En 1795, la Pologne est rayée de la carte de l'Europe pour cent vingt-trois ans.
Le redressement du pays, symbolisé par la Constitution du 3 mai 1791, puis par
l'insurrection de Tadeusz Kosciuszko, n'a pas empêché l'Autriche, la Prusse et la
Russie de consommer leur oeuvre. On chercha alors ceux qui avaient causé la catastrophe
finale. Le dernier roi, Stanislas Auguste (1732-1798), fut le premier vers qui
se tournèrent les regards. Il est vrai que, placé sur le trône (1764) par Catherine II
dont il avait été l'amant, il passait aux yeux d'une partie de ses compatriotes pour
l'homme ligne de la Russie. Le roi le savait, mais il savait aussi la situation déplorable
de la vieille République dont la noblesse, jalouse à l'excès de ses libertés et de
ses traditions sarmates, restait raidie sur le funeste liberum veto qui bloquait toute
augmentation des impôts et donc de l'armée. Les timides réformes tentées par le
jeune souverain n'irritèrent pas moins la noblesse conservatrice que les puissants
voisins qui veillaient à maintenir la Pologne dans son état de faiblesse.

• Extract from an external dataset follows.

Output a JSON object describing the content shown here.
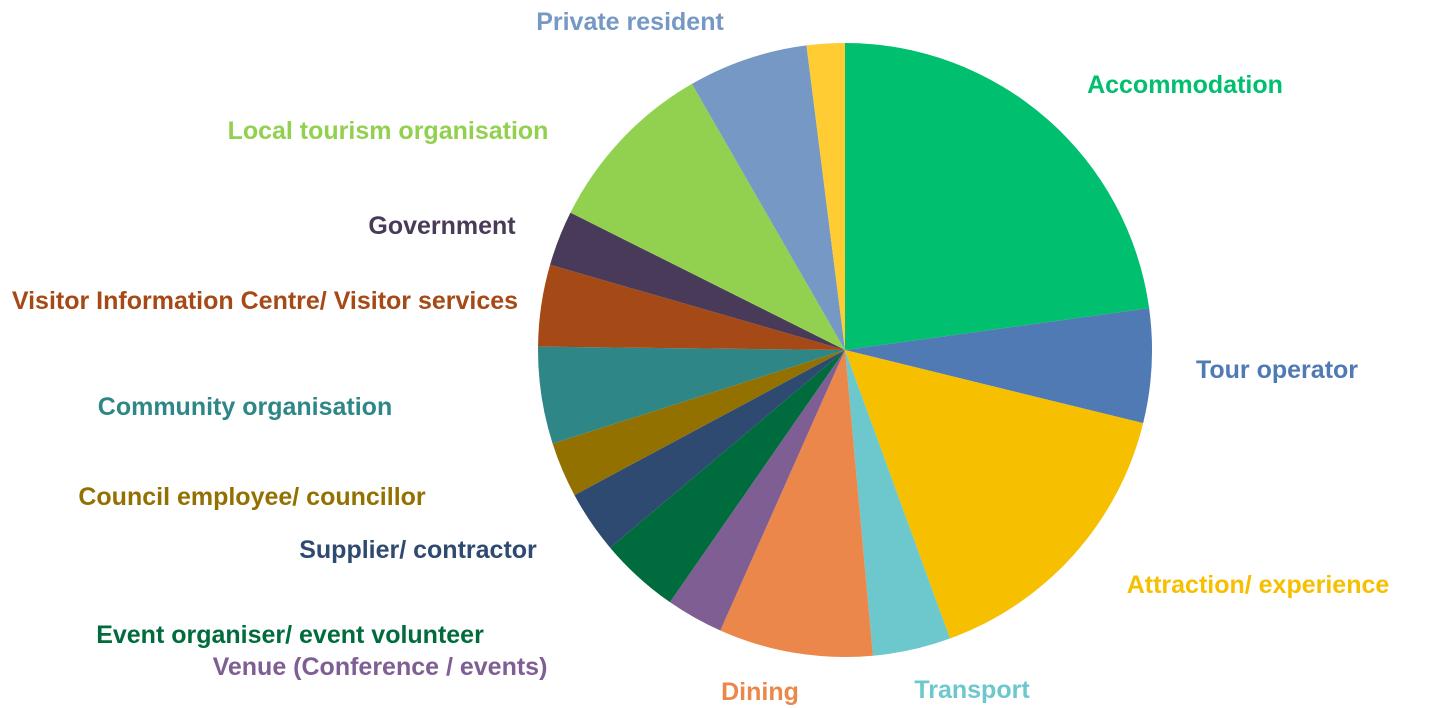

C'est dans
ces circonstances que la confédération de Bar éclata dont l'épisode culminant fut
en novembre 1771 l'enlèvement du roi. Il mesura alors combien son image était
avilie dans le pays, et comprit que beaucoup lui attribuaient la responsabilité des
événements - et les plus terribles étaient à venir. Stanislas Auguste sentit qu'il devait
répondre aux accusations que ses contemporains (et au-delà, la postérité) portaient
contre lui. Ce sont les Mémoires : leçon de politique moderne où le roi, nourri
de la pensée des Lumières, analyse les dangers que court une République (car le
régime polonais, malgré ses défauts, était républicain) face à des despotes armés et
cyniques. Le roi voulait être lu : il écrivit en français. Malheureusement, à sa mort,
ses papiers furent saisis sur ordre de Paul I<sup>er</sup> ; ils ne furent ouverts à la consultation
qu'au XX<sup>e</sup> siècle. Cette édition, la première en France, a été établie sur les manuscrits
originaux, conservés à Moscou et à Cracovie.